I’m not trying to scare you with my story. My dad and I wrote this book so others—so you—will have the information I didn’t have when I was a teenager. I’d heard about the dangers of drugs, but I never took them seriously. Like almost everyone I knew, I thought I could get high sometimes and stop when I wanted. I wish I’d known the truth.
     Our own experiences, and the experiences of others, made us want to understand drug use in our culture—why some use; why some use to excess; the impact of drugs on our brains, on our bodies, on our relationships, and on society as a whole; which drugs do what; and how and why some people abstain, how some start and then stop, and how even those who are addicted can get clean.
     My dad and I, we’re not going to lie to you.

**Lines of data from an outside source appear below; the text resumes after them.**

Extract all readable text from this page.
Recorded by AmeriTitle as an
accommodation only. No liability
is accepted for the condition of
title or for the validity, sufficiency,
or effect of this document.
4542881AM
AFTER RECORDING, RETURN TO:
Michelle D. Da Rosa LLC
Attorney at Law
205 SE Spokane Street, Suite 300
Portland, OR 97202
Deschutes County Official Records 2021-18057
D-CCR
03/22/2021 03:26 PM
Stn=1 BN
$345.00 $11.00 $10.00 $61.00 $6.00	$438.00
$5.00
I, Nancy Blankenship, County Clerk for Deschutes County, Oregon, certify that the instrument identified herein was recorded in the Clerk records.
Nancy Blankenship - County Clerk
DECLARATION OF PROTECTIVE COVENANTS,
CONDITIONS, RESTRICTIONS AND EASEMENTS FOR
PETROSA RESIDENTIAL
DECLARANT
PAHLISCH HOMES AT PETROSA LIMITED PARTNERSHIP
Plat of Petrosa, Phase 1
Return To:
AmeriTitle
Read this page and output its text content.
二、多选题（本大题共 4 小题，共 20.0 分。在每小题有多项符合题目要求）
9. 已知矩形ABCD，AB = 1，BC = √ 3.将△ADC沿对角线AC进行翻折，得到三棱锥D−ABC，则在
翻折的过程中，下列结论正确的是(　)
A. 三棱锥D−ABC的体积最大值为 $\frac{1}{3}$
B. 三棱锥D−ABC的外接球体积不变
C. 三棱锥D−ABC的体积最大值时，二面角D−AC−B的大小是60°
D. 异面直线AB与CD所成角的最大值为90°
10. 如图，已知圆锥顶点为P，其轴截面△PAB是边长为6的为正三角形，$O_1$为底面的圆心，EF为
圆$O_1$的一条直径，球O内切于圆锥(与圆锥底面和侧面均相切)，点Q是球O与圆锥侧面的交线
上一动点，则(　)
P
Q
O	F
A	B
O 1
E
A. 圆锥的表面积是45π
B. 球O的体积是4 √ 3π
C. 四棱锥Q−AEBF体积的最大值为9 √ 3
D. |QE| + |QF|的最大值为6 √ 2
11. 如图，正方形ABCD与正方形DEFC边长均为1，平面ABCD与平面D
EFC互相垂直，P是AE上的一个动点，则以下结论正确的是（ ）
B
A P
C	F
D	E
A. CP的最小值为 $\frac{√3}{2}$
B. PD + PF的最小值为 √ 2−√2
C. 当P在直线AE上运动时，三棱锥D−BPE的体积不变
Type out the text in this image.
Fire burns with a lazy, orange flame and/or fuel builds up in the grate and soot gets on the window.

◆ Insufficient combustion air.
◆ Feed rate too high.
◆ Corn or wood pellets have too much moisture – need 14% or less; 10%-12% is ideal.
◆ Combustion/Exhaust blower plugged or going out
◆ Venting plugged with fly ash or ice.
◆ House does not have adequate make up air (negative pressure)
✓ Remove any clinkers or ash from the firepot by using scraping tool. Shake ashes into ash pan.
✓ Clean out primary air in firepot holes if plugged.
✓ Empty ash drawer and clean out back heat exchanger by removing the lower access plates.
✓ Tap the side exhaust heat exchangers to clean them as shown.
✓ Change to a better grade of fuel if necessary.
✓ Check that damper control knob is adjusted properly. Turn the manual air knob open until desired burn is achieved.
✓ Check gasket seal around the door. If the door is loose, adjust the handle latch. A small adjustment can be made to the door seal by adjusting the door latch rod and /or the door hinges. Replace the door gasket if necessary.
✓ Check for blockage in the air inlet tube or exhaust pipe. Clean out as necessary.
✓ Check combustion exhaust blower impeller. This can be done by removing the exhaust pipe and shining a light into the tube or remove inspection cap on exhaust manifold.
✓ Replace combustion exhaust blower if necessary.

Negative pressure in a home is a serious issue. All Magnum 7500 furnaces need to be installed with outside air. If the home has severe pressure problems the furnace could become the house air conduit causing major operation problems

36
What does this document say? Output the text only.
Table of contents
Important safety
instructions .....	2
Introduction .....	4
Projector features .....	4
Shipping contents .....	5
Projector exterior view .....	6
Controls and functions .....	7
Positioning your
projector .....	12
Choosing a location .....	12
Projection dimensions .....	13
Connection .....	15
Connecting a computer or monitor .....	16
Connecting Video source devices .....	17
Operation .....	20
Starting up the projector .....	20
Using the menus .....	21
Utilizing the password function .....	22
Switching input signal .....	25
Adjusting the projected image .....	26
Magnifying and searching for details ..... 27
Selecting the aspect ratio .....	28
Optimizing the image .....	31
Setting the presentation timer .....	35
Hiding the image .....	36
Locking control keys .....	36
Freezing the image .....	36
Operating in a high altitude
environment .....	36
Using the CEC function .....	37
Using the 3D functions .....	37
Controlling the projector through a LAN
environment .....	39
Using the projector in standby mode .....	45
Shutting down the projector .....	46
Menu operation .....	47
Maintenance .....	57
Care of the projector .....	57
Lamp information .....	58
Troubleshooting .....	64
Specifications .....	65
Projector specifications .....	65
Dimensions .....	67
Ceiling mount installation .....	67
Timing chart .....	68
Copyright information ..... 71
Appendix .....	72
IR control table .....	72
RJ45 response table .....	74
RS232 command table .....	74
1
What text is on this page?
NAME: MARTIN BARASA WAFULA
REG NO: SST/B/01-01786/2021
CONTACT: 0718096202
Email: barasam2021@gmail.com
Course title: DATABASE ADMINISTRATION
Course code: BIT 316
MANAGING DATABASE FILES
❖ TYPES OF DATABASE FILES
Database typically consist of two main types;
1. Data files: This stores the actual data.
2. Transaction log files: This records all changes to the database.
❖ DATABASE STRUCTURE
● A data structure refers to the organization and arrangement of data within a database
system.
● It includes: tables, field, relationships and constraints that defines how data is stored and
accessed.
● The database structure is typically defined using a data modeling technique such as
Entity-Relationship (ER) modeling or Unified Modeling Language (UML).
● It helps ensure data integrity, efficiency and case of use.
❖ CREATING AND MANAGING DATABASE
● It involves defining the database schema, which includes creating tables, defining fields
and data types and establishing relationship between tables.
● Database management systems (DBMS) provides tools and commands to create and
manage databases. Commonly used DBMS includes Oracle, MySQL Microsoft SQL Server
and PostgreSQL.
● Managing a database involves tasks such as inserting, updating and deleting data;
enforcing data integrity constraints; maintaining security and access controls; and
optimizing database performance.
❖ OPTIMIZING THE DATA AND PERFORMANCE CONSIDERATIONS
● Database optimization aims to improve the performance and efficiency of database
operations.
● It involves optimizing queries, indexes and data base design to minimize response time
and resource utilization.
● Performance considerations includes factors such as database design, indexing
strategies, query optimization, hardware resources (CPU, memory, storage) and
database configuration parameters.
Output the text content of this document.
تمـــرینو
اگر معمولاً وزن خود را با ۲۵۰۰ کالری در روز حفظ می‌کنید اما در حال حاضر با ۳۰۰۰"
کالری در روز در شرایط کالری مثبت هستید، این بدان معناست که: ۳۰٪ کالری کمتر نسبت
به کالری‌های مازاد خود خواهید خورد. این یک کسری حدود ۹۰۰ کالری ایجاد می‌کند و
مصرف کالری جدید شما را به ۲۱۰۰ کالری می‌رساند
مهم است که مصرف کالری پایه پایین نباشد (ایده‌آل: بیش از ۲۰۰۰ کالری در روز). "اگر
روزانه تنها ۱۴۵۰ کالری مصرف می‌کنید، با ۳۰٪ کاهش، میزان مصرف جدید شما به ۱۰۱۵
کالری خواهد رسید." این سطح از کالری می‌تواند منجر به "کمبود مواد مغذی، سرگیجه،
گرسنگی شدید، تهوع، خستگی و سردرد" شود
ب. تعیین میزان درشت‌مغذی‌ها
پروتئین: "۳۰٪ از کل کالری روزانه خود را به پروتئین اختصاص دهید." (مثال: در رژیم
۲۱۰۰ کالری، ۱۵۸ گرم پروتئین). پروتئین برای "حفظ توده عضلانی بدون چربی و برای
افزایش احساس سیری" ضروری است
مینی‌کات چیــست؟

     In this book, we go beyond the drama and the easy answers, because easy answers aren’t real—this isn’t easy. We hope the information we provide will help you decide what to do if someone hands you a joint, a beer, a pill—any drug. We hope you’ll be able to make a decision about trying drugs based on facts and science, not myths or ignorance. You’ll be able to weigh the supposed benefits of drug use versus the risks, the cost versus the payoff. You’ll learn about alternative ways to deal with stress. You’ll learn what to do if you need help—whether with drugs or anything else.
     Adults can warn you not to use. They can threaten you and punish you if they catch you using, but ultimately, you have to decide.
     In the past, adults told kids to “just say no.”
     We say, “Just say know.”
     Know yourself. Figure out what you want in life. Weigh the risks of using. Know the truth and decide.